人群散开时,留在长街夕阳中的男子轰然跪地。
伤口渗血。
江吟月越过魏家人,第一个冲了过去。
“魏钦!”
魏家人不远不近地陪伴,没人敢上前触碰魏钦的悲伤。
原本是来寻魏钦告状的崔诗菡抱臂站在路旁垂柳前,指甲陷入手臂中。
江吟月跪在魏钦身侧,颤着手不敢去碰他脏污的脸。
魏钦很少表露悲伤,可此时此刻,他没有掩饰,一为无辜的死者,二为同窗。
少年时,唐展是为数不多愿意主动靠近他的人。
在私塾读书的那些年,小圆脸的童生时常捧着糖炒栗子,笑嘻嘻分给他半袋。
“我娘炒的,趁热吃。
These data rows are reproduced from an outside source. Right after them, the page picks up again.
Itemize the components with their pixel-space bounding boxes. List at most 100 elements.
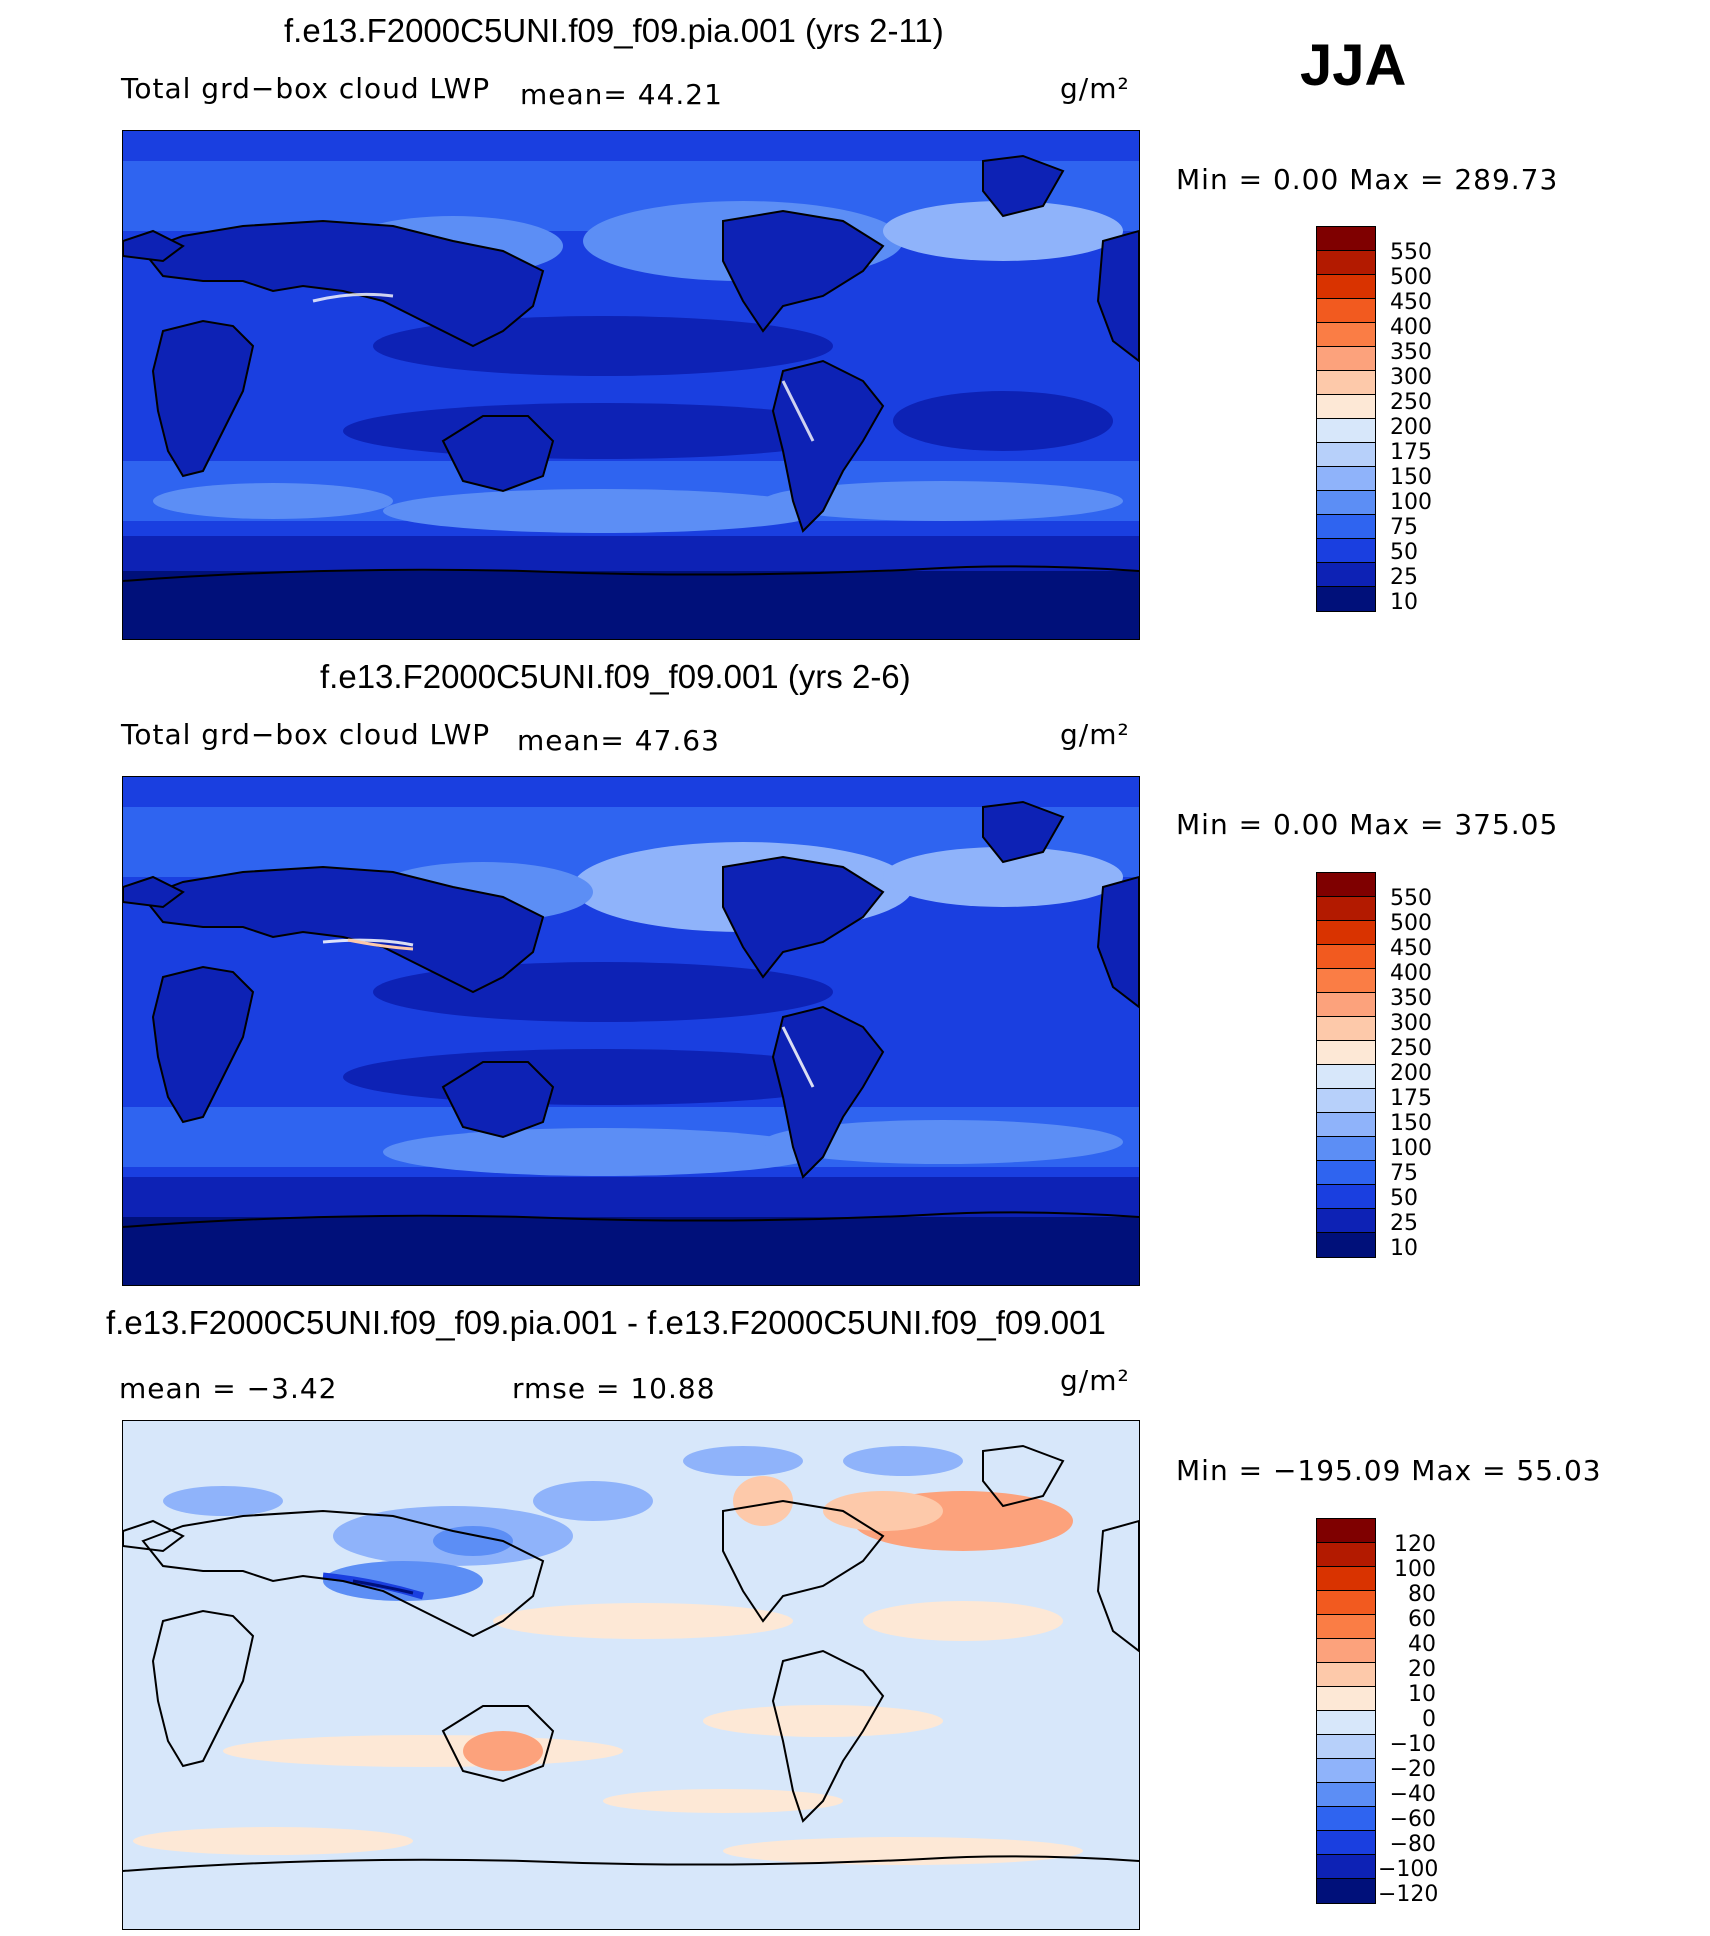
panel2-colorbar-swatch	[1317, 993, 1375, 1017]
panel1-colorbar-tick-label: 300	[1390, 365, 1432, 390]
panel2-colorbar-swatch	[1317, 1161, 1375, 1185]
panel1-colorbar-swatch	[1317, 587, 1375, 611]
panel2-colorbar-swatch	[1317, 1233, 1375, 1257]
panel2-colorbar-swatch	[1317, 1065, 1375, 1089]
panel3-colorbar-swatch	[1317, 1567, 1375, 1591]
panel1-colorbar-tick-label: 400	[1390, 315, 1432, 340]
panel1-colorbar-tick-label: 500	[1390, 265, 1432, 290]
panel2-colorbar-swatch	[1317, 873, 1375, 897]
panel3-colorbar-tick-label: 20	[1408, 1657, 1436, 1682]
panel3-mean: mean = −3.42	[119, 1372, 338, 1405]
panel2-colorbar-swatch	[1317, 945, 1375, 969]
panel1-colorbar-tick-label: 75	[1390, 515, 1418, 540]
panel3-colorbar-swatch	[1317, 1615, 1375, 1639]
panel3-colorbar-tick-label: 100	[1394, 1557, 1436, 1582]
panel1-colorbar-tick-label: 50	[1390, 540, 1418, 565]
panel1-colorbar	[1316, 226, 1376, 612]
panel3-colorbar-tick-label: 80	[1408, 1582, 1436, 1607]
panel3-map	[122, 1420, 1140, 1930]
panel3-colorbar-tick-label: −40	[1389, 1782, 1436, 1807]
panel1-colorbar-swatch	[1317, 419, 1375, 443]
panel2-colorbar-tick-label: 250	[1390, 1036, 1432, 1061]
panel1-minmax: Min = 0.00 Max = 289.73	[1176, 163, 1559, 196]
panel2-minmax: Min = 0.00 Max = 375.05	[1176, 808, 1559, 841]
panel3-colorbar-swatch	[1317, 1543, 1375, 1567]
panel2-colorbar-tick-label: 200	[1390, 1061, 1432, 1086]
panel3-colorbar-tick-label: −80	[1389, 1832, 1436, 1857]
panel1-colorbar-tick-label: 25	[1390, 565, 1418, 590]
panel2-colorbar-tick-label: 300	[1390, 1011, 1432, 1036]
panel2-colorbar-swatch	[1317, 921, 1375, 945]
panel3-colorbar-swatch	[1317, 1879, 1375, 1903]
panel1-units: g/m²	[1060, 72, 1130, 105]
panel2-colorbar-tick-label: 25	[1390, 1211, 1418, 1236]
panel3-colorbar-tick-label: 10	[1408, 1682, 1436, 1707]
panel1-mean: mean= 44.21	[520, 78, 723, 111]
panel2-colorbar-swatch	[1317, 897, 1375, 921]
panel1-colorbar-swatch	[1317, 395, 1375, 419]
panel1-colorbar-tick-label: 350	[1390, 340, 1432, 365]
panel3-colorbar-swatch	[1317, 1591, 1375, 1615]
panel3-colorbar-swatch	[1317, 1711, 1375, 1735]
panel3-colorbar	[1316, 1518, 1376, 1904]
panel1-colorbar-tick-label: 200	[1390, 415, 1432, 440]
panel2-colorbar-tick-label: 100	[1390, 1136, 1432, 1161]
panel1-colorbar-tick-label: 10	[1390, 590, 1418, 615]
panel1-colorbar-tick-label: 250	[1390, 390, 1432, 415]
panel3-colorbar-swatch	[1317, 1735, 1375, 1759]
panel1-colorbar-swatch	[1317, 275, 1375, 299]
panel3-title: f.e13.F2000C5UNI.f09_f09.pia.001 - f.e13…	[106, 1304, 1106, 1341]
panel3-colorbar-tick-label: −120	[1378, 1882, 1439, 1907]
panel3-colorbar-tick-label: −100	[1378, 1857, 1439, 1882]
panel3-colorbar-tick-label: −10	[1389, 1732, 1436, 1757]
panel3-colorbar-swatch	[1317, 1663, 1375, 1687]
panel2-colorbar-tick-label: 500	[1390, 911, 1432, 936]
panel1-colorbar-swatch	[1317, 515, 1375, 539]
panel2-colorbar-swatch	[1317, 1137, 1375, 1161]
panel3-colorbar-swatch	[1317, 1783, 1375, 1807]
panel2-title: f.e13.F2000C5UNI.f09_f09.001 (yrs 2-6)	[320, 658, 911, 695]
panel2-colorbar-tick-label: 50	[1390, 1186, 1418, 1211]
season-label: JJA	[1300, 33, 1407, 98]
panel2-colorbar-swatch	[1317, 1209, 1375, 1233]
panel1-title: f.e13.F2000C5UNI.f09_f09.pia.001 (yrs 2-…	[284, 12, 944, 49]
panel3-units: g/m²	[1060, 1364, 1130, 1397]
panel3-colorbar-tick-label: 40	[1408, 1632, 1436, 1657]
panel3-colorbar-swatch	[1317, 1759, 1375, 1783]
panel1-colorbar-tick-label: 550	[1390, 240, 1432, 265]
panel2-colorbar-swatch	[1317, 1113, 1375, 1137]
panel2-colorbar-tick-label: 10	[1390, 1236, 1418, 1261]
panel1-colorbar-swatch	[1317, 347, 1375, 371]
panel2-colorbar-swatch	[1317, 1041, 1375, 1065]
panel1-colorbar-swatch	[1317, 371, 1375, 395]
panel3-colorbar-tick-label: 60	[1408, 1607, 1436, 1632]
panel2-colorbar-tick-label: 150	[1390, 1111, 1432, 1136]
panel2-map	[122, 776, 1140, 1286]
panel1-colorbar-swatch	[1317, 251, 1375, 275]
panel3-colorbar-tick-label: 0	[1422, 1707, 1436, 1732]
panel1-colorbar-swatch	[1317, 227, 1375, 251]
panel3-colorbar-swatch	[1317, 1831, 1375, 1855]
panel2-units: g/m²	[1060, 718, 1130, 751]
panel3-colorbar-tick-label: −60	[1389, 1807, 1436, 1832]
panel1-variable-label: Total grd−box cloud LWP	[121, 72, 491, 105]
panel1-colorbar-swatch	[1317, 443, 1375, 467]
panel3-colorbar-swatch	[1317, 1639, 1375, 1663]
panel2-mean: mean= 47.63	[517, 724, 720, 757]
panel3-colorbar-swatch	[1317, 1519, 1375, 1543]
panel2-variable-label: Total grd−box cloud LWP	[121, 718, 491, 751]
panel1-colorbar-tick-label: 100	[1390, 490, 1432, 515]
panel2-colorbar-tick-label: 400	[1390, 961, 1432, 986]
panel3-colorbar-swatch	[1317, 1855, 1375, 1879]
panel1-colorbar-swatch	[1317, 467, 1375, 491]
panel2-colorbar-tick-label: 350	[1390, 986, 1432, 1011]
panel1-colorbar-tick-label: 150	[1390, 465, 1432, 490]
panel2-colorbar-swatch	[1317, 969, 1375, 993]
panel1-colorbar-swatch	[1317, 491, 1375, 515]
panel1-colorbar-swatch	[1317, 299, 1375, 323]
panel2-colorbar-tick-label: 550	[1390, 886, 1432, 911]
panel1-map	[122, 130, 1140, 640]
panel2-colorbar	[1316, 872, 1376, 1258]
panel3-colorbar-swatch	[1317, 1807, 1375, 1831]
panel3-colorbar-tick-label: −20	[1389, 1757, 1436, 1782]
”
“诶,等等我,一起走。”
“你怎么总是穿得单薄?我借你一身衣裳过冬吧。”
“大榜眼,你可真有出息,都当上朝廷委任的运判了!”
魏钦难忍悲伤,模糊了脸上的污渍。
江吟月用衣袖替他擦拭,他的泪从她的眼眶溢出。
有路人在议论魏钦是如何存活下来的,江吟月恍惚想起自己被人质疑的场景。
刺客为何不杀她?
她捂住魏钦的双耳,向来爱干净的小娘子,以额头贴住魏钦的侧额。
“不要听,不必理会。”
细嫩的指尖下,男子的皮肤滚烫如火。
伤口在发炎,魏钦的七魂六魄快要随风散去。
也正是腹部的铳伤,打消了卫溪宸身边将领的质疑。
他们想象魏钦,也是经历了恶斗,九死一生。
魏钦在江吟月的安抚下恢复些许意识,他倾身靠在妻子的肩头,终于得以喘息。